As a number of disease-modifying anti-rheumatic drugs often have side effects at high doses and/or during long-term administration, increased efficacy without increased toxicity is expected for combination therapy of rheumatoid arthritis (RA). The safety of longterm therapy of RA is very important as patients with RA are usually treated for two or more decades. This experimental overview is focused on some promising substances and their combinations with the standard antirheumatic drug - methotrexate (Mtx) for treatment of rheumatoid arthritis. The adjuvant arthritis model in Lewis rats was used for evaluation of antiinflammatory efficacy of the substances evaluated.

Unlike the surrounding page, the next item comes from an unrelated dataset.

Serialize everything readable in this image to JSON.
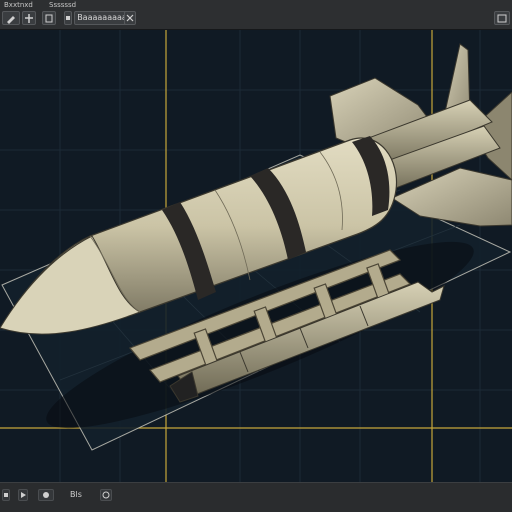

Mtx was administered in the oral dose of 0.3 mg/kg b.w. twice a week. Natural and synthetic antioxidants were administered in the daily oral dose of 20 mg/kg b.w for coenzyme Q10 (CoQ10), 150 mg/kg b.w for carnosine (Carn), 15 mg/kg b.w. for stobadine dipalmitate (Stb) and its derivative SMe1.2HCl (SMe1), and 30 mg/kg b.w. for pinosylvin (Pin) or pterostilbene (Pte). Mtx in the oral dose of 0.4 mg/kg b.w. twice a week was combined with Pin in the oral daily dose of 50 mg/kg b.w. Clinical (hind paw volume - HPV), biochemical (activity of GGT in joint and level of TBARS in plasma), and immunological (IL-1 in plasma) parameters were assessed. Our results achieved with different antioxidants in monotherapies showed a reduction of oxidative stress in adjuvant arthritis independently of the chemical structure of the compounds. Pin was the most effective antioxidant tested in decreasing HPV. All combinations tested showed a higher efficacy in affecting biochemical or immunological parameters than Mtx administered in monotherapy. The findings showed the benefit of antioxidant compounds for their use in combination therapy with methotrexate.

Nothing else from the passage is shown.